In honor of Hispanic Heritage Month, September 15 through October 15, join us as we celebrate the Hispanic individuals that have influenced culture, social justice, and progress in Los Angeles and, in some instances, the nation. Check back often as we highlight a new iconic Hispanic Angeleno throughout the month.
Today we celebrate Ellen Ochoa:
A four time veteran of NASA's Space Shuttle missions, Ellen Ochoa earns a place in the history books for her interstellar achievements alone. But as the first Hispanic woman in the world to fly into space, her influence can be felt far beyond the spaces of the astronautical world.
Born in Los Angeles in 1958, Ochoa spent most of her childhood in La Mesa, California near San Diego. Growing up in a single-parent household where the importance of education was emphasized above anything else, Ochoa credits her mother for inspiring her to succeed. She received a B.S. degree in physics from San Diego State University, and later a Masters and a Ph.D. in electrical engineering from Stanford University -- all while earning recognition as a distinguished classical flautist.
Ochoa's career with NASA began with a big bang as she developed three patents in optical systems soon after joining the Ames Research Center. Since there were no female astronauts to look up to while growing up, she had never dreamed of becoming an astronaut -- but her mind-expanding time in graduate school changed all that. She first applied to become an astronaut in 1985, while continuing her quest for science and adventure by developing more patents in optics and earning a pilot license.
In 1990 space came calling. Ochoa was selected by NASA to join their astronaut program - becoming the first Hispanic woman in history to do so. After more than a year of training, she officially became an astronaut in July 1991. Beginning with her mission aboard the Space Shuttle Discovery in 1993, she has participated in six space shuttle missions: four as part of the flight crew, and two as part ground control.

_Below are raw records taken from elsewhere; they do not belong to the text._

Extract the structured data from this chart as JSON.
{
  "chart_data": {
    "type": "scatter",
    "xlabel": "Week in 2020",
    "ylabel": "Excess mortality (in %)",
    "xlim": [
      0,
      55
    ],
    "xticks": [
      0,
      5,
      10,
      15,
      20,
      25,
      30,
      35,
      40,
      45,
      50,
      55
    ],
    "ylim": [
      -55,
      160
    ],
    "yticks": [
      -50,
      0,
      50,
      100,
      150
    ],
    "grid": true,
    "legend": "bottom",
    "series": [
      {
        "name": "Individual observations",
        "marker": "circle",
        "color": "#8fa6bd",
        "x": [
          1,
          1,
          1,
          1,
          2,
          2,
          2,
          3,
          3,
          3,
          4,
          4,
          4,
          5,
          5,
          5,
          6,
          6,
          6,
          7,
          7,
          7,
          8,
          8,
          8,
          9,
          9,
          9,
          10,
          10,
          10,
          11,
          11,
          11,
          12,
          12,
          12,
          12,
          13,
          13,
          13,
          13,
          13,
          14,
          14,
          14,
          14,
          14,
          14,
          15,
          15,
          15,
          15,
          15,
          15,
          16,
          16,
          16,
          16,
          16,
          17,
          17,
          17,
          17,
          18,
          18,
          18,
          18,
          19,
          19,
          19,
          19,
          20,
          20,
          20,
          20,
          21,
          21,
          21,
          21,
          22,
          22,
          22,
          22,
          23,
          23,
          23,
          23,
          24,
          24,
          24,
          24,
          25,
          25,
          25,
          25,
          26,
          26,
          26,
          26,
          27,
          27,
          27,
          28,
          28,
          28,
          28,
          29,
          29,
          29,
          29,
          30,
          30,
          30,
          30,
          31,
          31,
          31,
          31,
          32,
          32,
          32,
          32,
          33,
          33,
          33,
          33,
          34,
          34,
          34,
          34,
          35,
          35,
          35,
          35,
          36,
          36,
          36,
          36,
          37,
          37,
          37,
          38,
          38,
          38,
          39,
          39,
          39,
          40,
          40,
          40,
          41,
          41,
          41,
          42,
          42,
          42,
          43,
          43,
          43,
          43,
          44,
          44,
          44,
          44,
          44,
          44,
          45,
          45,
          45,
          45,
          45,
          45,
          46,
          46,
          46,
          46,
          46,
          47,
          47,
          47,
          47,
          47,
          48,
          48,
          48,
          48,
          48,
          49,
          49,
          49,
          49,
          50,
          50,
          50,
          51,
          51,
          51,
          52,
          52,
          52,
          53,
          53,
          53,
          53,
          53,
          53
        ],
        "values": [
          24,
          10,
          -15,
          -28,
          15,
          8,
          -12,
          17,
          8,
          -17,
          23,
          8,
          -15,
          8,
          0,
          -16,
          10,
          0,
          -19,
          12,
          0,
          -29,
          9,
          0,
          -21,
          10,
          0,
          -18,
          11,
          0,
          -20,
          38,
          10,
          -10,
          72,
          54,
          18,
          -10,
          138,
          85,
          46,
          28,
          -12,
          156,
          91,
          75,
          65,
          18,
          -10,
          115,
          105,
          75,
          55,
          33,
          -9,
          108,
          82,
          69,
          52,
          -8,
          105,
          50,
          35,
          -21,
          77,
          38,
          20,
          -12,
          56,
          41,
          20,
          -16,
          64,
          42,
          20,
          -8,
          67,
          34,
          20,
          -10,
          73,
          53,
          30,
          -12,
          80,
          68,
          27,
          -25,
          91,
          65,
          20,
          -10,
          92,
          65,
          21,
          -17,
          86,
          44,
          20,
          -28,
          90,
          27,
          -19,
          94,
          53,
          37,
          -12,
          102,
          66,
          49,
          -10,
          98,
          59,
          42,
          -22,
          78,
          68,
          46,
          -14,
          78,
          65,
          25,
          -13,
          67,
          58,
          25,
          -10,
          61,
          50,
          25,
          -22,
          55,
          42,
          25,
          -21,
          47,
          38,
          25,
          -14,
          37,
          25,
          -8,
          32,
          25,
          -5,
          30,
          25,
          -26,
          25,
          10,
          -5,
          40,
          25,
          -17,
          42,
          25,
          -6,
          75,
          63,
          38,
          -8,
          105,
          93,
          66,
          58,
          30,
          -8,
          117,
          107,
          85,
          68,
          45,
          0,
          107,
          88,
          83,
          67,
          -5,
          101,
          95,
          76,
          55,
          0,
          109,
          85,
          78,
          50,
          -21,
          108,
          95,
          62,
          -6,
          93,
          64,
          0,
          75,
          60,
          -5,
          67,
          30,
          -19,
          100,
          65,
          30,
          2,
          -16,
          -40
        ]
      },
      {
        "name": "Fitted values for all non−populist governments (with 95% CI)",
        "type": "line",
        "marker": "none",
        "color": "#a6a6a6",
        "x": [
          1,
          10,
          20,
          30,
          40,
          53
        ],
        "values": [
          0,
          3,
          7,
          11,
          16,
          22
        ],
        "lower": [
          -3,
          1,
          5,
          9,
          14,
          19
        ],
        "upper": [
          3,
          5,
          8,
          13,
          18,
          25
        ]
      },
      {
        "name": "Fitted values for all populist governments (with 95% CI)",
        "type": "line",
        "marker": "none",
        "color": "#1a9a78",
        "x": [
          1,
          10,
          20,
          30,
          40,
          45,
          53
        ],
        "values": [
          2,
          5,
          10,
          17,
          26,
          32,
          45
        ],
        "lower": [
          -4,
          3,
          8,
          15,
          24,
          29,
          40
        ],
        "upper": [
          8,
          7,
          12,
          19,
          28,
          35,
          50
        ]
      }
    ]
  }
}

With the conclusion of the Space Shuttle program, the most recognizable face of the space program becomes a relic of the past -- and the dream of becoming an astronaut may fade away. But as evidenced by the wave of enthusiasm that followed Space Shuttle Endeavour's final mission through Los Angeles, the appeal of space travel seems to be deeply lodged in our hearts. And former astronauts like Ellen Ochoa, who is now Deputy Director of NASA's Johnson Space Center, will forever be a hero to us all.